In the difficult game of love, should we go after “The One” we can’t live without or should we just learn to love the ones that we can live with?
By: Amanda Anderson
Love is a really complicated thing. We spend most of our lifetime in search of it, and the other half of our lifetime trying to hold on to it. No matter how unsuccessful many of us have become in our conquests for the very thing that we all want so badly, it will always remain one of the most searched for pieces of happiness. Where we all differ is where we look for this love thing. Some of us believe that love plays by a certain book of rules. It is structured, well thought out, and has little room for risks. The rest of us believe love is too powerful to control, truly unpredictable, and a feeling that requires hardly any work on our parts except to fall hopelessly victim to “The One.” But as a young woman in my mid 20s, I wonder which side of the argument has it right. In love, should we play it safe and love those we can simply live with or should we just go after “The One” that we can’t live without? Does “The One” really exist, or should we all live our lives and love those are at least loveable?
Now before I give you my opinion on the matter, let us discuss the “loveable” people.
Loveable people are individuals that you know that you could deal with on a long term basis. They are friendly, thoughtful, and they actually want to settle down and build something with you. You deal with these individuals because they are mature, and pretty easy to get along with. There is total security in the relationship with “loveable” people, and you know it’s not too far of a stretch to actually care about this person. You can even see yourself loving them, but you know deep down inside that you might never fall in love with these loveable people.

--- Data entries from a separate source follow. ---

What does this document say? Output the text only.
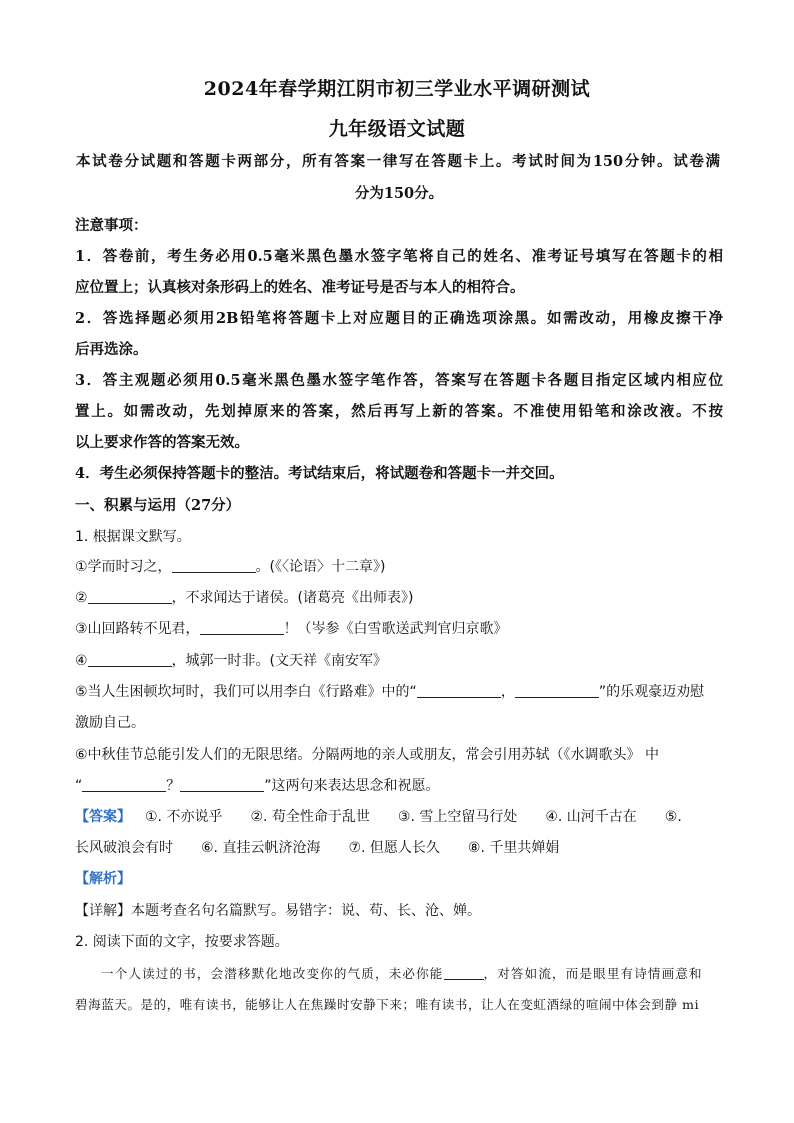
2024年春学期江阴市初三学业水平调研测试
九年级语文试题
本试卷分试题和答题卡两部分，所有答案一律写在答题卡上。考试时间为150分钟。试卷满
分为150分。
注意事项：
1．答卷前，考生务必用0.5毫米黑色墨水签字笔将自己的姓名、准考证号填写在答题卡的相
应位置上；认真核对条形码上的姓名、准考证号是否与本人的相符合。
2．答选择题必须用2B铅笔将答题卡上对应题目的正确选项涂黑。如需改动，用橡皮擦干净
后再选涂。
3．答主观题必须用0.5毫米黑色墨水签字笔作答，答案写在答题卡各题目指定区域内相应位
置上。如需改动，先划掉原来的答案，然后再写上新的答案。不准使用铅笔和涂改液。不按
以上要求作答的答案无效。
4．考生必须保持答题卡的整洁。考试结束后，将试题卷和答题卡一并交回。
一、积累与运用（27分）
1. 根据课文默写。
①学而时习之，	。(《〈论语〉十二章》)
②	，不求闻达于诸侯。(诸葛亮《出师表》)
③山回路转不见君，	！（岑参《白雪歌送武判官归京歌》
④	，城郭一时非。(文天祥《南安军》
⑤当人生困顿坎坷时，我们可以用李白《行路难》中的“	，	”的乐观豪迈劝慰
激励自己。
⑥中秋佳节总能引发人们的无限思绪。分隔两地的亲人或朋友，常会引用苏轼（《水调歌头》 中
“	？	”这两句来表达思念和祝愿。
【答案】 ①. 不亦说乎　　②. 苟全性命于乱世　　③. 雪上空留马行处　　④. 山河千古在　　⑤.
长风破浪会有时　　⑥. 直挂云帆济沧海　　⑦. 但愿人长久　　⑧. 千里共婵娟
【解析】
【详解】本题考查名句名篇默写。易错字：说、苟、长、沧、婵。
2. 阅读下面的文字，按要求答题。
一个人读过的书，会潜移默化地改变你的气质，未必你能	，对答如流，而是眼里有诗情画意和
碧海蓝天。是的，唯有读书，能够让人在焦躁时安静下来；唯有读书，让人在变虹酒绿的喧闹中体会到静 mi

The truth is, although they are loveable, there isn’t that spark that we used to see in some of our favorite fairy tales. They simply don’t take your breath away. But at least you aren’t lonely, right? I mean there’s nothing worse than a single woman (insert sarcasm).
It’s funny that you have to learn to love the “loveable” people. And that is the huge difference between “Loveable” people and “The One.” So who’s “The One” you ask?
“The One” is that one person that you don’t have to make an effort to love. This person may not have come into your life in enough time to save you from all those horrible relationships you had before, but when they do come into your life, you will understand why none of your other relationships worked.
You love just being around that person, and it isn’t even about the usual things like fancy restaurants or lavish gifts. With this person, even silence is precious.
This person is your life partner and your equal, so you don’t have to pretend to be anything else to prevent the ruffling of any feathers. They love you for you and you love them for exactly who they are. No changes have to be made when you find your match.
Now by no means is this perfect love. Perfect love is the love God has for us, but this type of love is just a result of two people who are totally comfortable with whom they are. And there is nothing sweeter than the beauty of two confident people who love themselves coming together to love each other. When you’re equally yoked with someone, there will be no need to play it safe or plan to love them later.
Now I’m not saying that “The One” equals “Happily Ever After.” What I am saying is that there are just some things that we have to remember in this game called life.
The fact of the matter is life is way too short to be with people that you think you can grow to love. Yes, that person is nice and all, but who doesn’t deserve to be with that person that takes their breath away?
Who doesn’t deserve to be with that person that makes all other relationships look like a huge waste of time?
And who doesn’t deserve to be equally yoked and have a life partner that makes life that much better?
In love, there is a choice we all have to make. But one thing’s for sure, those who are brave enough to never settle for what seems safe, will ultimately win big in the end. And that’s the feeling that they are with the person that they were destined to be with. There truly is no greater feeling.